Fly-By-The-Seat-Of-Your-Pants Publishing

By | Thursday, March 02, 2023 Leave a Comment
One thing that's always struck me about the birth of the Marvel Universe is that Stan Lee was really just flying by the seat of his pants all the time. He just kept throwing stuff against the wall; some of it stuck, some of it didn't. But Stan had this peculiar talent for quickly recognizing what was sticking and playing that up. What I just realized, though, was -- while there was some latent talent there -- that style of editting/publishing was learned from Martin Goodman. Case in point...

The Human Torch character first appeared in Marvel Comics #1. The book also featured relatively new characters like the Sub-Mariner, the Angel, the Masked Raider, and Ka-Zar. After a little while, publisher Martin Goodman realized that the book (since retitled Marvel Mystery Comics) was successful and started publishing other superhero books, including Red Raven Comics. Red Raven wasn't as recognizable, though, and the title was changed to The Human Torch with #2. Sales were excellent, and it soon occurred to Martin that he ought to have a comic story where the Human Torch met and fought with his other big-name character, the Sub-Mariner.
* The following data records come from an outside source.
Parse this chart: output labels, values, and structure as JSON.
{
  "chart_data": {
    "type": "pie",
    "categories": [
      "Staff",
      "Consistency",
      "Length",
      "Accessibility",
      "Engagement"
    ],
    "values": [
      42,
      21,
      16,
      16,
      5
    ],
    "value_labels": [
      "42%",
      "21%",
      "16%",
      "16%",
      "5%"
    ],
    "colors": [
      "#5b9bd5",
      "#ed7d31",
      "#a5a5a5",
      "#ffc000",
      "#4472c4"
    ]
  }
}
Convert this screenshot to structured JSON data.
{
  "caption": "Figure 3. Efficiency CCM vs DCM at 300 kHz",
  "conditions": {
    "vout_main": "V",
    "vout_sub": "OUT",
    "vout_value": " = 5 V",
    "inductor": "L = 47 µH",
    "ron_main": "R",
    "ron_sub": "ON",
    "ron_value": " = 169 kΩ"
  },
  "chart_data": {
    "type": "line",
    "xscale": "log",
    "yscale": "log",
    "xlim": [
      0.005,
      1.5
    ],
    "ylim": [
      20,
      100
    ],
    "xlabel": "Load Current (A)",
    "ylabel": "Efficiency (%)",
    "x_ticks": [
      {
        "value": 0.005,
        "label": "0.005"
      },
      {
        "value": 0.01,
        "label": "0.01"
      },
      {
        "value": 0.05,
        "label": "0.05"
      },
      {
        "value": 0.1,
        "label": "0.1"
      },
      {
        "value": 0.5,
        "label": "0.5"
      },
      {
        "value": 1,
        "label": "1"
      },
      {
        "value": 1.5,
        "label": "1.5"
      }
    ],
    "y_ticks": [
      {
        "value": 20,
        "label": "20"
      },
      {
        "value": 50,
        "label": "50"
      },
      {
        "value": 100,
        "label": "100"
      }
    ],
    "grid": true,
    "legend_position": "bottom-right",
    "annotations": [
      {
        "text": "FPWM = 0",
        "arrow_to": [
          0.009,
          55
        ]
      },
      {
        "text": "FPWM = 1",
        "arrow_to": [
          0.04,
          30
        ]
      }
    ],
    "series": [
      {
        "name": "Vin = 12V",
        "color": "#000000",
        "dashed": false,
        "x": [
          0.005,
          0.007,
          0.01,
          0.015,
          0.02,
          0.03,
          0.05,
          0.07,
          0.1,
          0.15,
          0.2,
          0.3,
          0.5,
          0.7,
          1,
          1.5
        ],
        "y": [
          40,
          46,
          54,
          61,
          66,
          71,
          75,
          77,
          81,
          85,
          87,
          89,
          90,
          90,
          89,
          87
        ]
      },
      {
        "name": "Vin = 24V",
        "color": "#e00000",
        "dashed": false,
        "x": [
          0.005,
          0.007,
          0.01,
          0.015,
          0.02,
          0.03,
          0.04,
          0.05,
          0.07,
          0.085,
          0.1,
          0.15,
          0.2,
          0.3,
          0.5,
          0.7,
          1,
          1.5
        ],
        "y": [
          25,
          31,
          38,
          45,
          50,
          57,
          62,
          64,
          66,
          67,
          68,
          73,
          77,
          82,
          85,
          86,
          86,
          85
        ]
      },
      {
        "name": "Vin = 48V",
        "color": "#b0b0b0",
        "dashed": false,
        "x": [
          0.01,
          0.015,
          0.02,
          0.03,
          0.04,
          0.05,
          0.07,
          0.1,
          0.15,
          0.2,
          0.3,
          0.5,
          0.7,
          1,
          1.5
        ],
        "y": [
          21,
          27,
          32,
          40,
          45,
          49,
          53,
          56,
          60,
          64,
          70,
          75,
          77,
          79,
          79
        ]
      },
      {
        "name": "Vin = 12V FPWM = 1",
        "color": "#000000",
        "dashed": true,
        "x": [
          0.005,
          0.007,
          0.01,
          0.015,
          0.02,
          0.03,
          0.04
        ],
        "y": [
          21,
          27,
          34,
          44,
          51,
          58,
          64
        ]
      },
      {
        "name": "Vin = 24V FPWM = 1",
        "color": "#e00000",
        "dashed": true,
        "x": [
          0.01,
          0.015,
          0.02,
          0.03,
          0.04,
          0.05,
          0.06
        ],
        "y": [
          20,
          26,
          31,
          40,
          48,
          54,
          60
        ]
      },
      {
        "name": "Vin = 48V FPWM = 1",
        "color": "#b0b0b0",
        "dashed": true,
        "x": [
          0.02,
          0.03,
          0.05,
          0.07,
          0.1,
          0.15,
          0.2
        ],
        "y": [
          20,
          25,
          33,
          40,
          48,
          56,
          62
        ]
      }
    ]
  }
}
(Curiously, despite this astute assessment of things here, Martin also had some bizarre observations about comics' popularity. He tried, at various times, to replicate title names, font styles, and color palettes of popular comics to build readership.)

So Martin convinced Human Torch creator/writer/artist Carl Burgos and Sub-Mariner creator/writer/artist Bill Everett to do one story where their two characters meet each other and fight. Martin also wanted to capitalize on the characters' immediate popularity, so he asked them to create the entire 60-page story over a single weekend. Carl and Bill quickly pulled in every artist they could to work on the story. Over the next few days, around a dozen guys eat, drank, drew, wrote, and occassionally slept in that one apartment. Carl was reserved for drawing the Torch's and Toro's heads and other significant poses while Bill was reserved for the same duty on Namor. From time to time, one or two of the guys would leave to buy cigarettes, beer, or food for everyone, but for the most part everyone powerered their way through creating a 60-page, completed story in one weekend.

Monday morning rolled around, and the completed(!) story was turned in to Martin. The artists were paid and Martin rushed off to the printers. Evidently in his haste, though, he didn't realize that he had already published a Human Torch #5. Possibly, in part because he had started the title with #2, meaning that there were only four issues of that particular title. But the new story went to press, rolling out to the newsstands with a large "No. 5" printed on every cover.

Whether Martin never realized the error, or just decided to roll with it is unclear, but the issue after that was indeed published as #6. But now, decades later, fans of Golden Age comics have to contend with a line of comics that looks like this...

Red Raven Comics #1 Human Torch #2 Human Torch #3 Human Torch #4 Human Torch #5 Human Torch #5 Human Torch #6...

With stories like that floating in Stan Lee's early career in comics, it's really no wonder that he continued on in exactly the same way in the 1960s!